Among the attractions at Dinosaurs! (which opens May 15) are baby dinos and a nest filled with eggs and newborns. ("There's a pregnant dinosaur," jokes the zoo's Sue Allen. "We're hoping for a hatchling.") There's also a fossil-digging site for kids, a view of the innards of one of the animatronic beasts, and a Dinosaur Simulator. "It's like one of those things they have at the mall," explains the zoo's Jim English. "You're strapped into a seat, and there's a movie with surround sound." The mobile ride-simulation theater is made up of nine motion bases, which move the viewer in sync with the on-screen action. The result, English says, feels like a close and personal encounter with dinosaurs.

But the show's centerpiece is the robotic creatures developed by Dino-MAE Creations, a California operation that rents its handiwork to parks around the country. Considering that dinosaurs like the apatosaurus (once known as the brontosaurus) were longer than two school buses, their re-created carcasses aren't exactly carted cross-country on pickup trucks. "These things were shipped to us [assembled] on metal bases in a semitrailer," Chodera says. "The T. rex was bent down in a pose, so he's only about seven and a half feet high, but still the full 40 feet long [during shipping]. It took two tow motors and a crane to put him in place."

The zoo crew hopes visitors walk away with a greater understanding of dinosaur life.
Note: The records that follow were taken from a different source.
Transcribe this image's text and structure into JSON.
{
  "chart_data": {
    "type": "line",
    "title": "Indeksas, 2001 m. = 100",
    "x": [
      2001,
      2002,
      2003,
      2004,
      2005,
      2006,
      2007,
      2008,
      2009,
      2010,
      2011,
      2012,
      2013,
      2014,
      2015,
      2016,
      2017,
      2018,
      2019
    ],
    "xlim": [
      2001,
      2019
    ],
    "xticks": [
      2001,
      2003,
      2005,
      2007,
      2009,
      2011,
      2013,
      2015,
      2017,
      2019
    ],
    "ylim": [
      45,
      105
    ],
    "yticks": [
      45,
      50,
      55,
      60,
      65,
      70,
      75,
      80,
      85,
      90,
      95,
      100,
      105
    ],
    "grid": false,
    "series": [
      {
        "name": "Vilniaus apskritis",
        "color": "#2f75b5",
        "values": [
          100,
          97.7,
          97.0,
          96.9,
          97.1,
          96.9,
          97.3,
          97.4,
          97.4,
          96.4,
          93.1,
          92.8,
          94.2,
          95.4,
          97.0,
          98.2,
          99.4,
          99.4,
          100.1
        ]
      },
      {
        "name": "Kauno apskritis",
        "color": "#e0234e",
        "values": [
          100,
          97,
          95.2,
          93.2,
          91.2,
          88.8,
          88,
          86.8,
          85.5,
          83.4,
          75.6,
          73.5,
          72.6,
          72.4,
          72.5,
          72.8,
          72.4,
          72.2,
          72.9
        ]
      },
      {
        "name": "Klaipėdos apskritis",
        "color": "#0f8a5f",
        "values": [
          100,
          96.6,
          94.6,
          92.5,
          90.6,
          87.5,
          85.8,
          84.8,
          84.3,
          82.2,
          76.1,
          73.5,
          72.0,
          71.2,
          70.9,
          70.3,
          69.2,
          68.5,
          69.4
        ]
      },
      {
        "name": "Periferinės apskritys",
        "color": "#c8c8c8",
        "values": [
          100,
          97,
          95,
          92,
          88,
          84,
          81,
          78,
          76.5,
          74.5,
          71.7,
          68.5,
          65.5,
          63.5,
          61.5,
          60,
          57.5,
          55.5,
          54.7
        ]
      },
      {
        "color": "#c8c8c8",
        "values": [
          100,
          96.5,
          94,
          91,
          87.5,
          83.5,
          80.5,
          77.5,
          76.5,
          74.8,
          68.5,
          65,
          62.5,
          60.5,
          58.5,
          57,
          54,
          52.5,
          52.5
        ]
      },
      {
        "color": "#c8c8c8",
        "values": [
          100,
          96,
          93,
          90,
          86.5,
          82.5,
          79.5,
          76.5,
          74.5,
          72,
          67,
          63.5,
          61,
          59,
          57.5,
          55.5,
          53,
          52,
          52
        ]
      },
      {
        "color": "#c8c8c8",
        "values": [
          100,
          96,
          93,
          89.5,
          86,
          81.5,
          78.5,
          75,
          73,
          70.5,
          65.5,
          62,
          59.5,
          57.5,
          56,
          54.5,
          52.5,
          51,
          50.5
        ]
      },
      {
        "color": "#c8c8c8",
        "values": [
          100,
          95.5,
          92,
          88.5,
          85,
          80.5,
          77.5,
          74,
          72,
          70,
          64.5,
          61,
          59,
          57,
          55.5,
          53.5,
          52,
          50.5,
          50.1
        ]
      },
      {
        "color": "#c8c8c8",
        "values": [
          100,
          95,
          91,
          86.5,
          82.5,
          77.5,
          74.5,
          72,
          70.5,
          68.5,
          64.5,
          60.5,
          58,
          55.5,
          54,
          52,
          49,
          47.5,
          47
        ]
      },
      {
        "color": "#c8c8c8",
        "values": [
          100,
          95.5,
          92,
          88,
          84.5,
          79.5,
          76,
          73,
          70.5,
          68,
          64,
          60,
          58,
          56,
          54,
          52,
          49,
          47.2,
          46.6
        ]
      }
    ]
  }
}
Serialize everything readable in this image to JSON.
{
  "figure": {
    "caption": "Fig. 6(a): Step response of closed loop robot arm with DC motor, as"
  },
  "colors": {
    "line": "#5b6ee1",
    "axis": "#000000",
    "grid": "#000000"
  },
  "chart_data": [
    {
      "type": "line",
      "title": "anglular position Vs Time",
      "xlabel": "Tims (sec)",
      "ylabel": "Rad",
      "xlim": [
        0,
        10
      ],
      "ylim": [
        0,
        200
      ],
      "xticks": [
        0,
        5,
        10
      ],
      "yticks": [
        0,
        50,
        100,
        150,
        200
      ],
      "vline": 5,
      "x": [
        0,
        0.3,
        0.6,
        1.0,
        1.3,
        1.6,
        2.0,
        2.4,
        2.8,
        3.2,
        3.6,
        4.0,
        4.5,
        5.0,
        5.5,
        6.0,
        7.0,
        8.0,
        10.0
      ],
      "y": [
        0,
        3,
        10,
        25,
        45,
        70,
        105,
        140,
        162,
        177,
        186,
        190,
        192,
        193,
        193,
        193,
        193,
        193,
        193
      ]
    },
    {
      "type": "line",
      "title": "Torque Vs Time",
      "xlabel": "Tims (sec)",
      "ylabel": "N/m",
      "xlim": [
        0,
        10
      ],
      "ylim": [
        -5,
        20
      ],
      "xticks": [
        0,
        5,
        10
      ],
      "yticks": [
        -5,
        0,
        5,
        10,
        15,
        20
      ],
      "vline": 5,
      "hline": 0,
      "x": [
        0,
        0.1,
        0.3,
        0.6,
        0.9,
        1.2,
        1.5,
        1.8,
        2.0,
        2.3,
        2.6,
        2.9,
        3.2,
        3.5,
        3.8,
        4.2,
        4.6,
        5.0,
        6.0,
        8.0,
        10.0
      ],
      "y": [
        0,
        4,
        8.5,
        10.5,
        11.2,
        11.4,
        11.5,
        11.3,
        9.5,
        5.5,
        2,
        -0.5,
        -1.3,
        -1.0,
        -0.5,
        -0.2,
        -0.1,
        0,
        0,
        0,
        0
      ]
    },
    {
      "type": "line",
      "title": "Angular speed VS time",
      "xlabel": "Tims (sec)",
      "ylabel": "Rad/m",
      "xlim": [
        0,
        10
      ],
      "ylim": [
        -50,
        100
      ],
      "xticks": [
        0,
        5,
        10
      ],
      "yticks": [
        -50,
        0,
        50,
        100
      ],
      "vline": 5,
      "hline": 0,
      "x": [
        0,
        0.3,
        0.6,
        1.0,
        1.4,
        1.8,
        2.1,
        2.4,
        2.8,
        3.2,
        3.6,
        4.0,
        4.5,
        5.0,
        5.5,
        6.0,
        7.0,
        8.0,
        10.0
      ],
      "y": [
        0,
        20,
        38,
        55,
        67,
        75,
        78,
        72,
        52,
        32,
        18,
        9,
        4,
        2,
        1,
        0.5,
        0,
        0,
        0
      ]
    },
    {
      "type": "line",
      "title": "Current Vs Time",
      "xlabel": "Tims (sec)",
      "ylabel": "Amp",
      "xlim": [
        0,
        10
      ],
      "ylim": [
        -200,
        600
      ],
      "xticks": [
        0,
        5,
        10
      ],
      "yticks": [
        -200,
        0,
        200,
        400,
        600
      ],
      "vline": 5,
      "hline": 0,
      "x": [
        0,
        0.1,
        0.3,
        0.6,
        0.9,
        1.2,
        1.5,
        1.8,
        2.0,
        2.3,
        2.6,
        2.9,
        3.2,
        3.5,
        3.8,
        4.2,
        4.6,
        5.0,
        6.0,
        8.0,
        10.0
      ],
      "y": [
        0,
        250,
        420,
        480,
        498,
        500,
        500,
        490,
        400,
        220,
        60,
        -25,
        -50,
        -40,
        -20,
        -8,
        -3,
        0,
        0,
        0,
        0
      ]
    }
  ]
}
Just as cages throughout the zoo are fronted by info-packed plaques, each animatronic creature is accompanied by a bio and prehistory lesson. "There's still an interest in them," Allen says. "This is a fun and informative [way] to get people in the gate.

"The extinction message is the message we want people to take away from this. We don't want today's animals to become tomorrow's dinosaurs."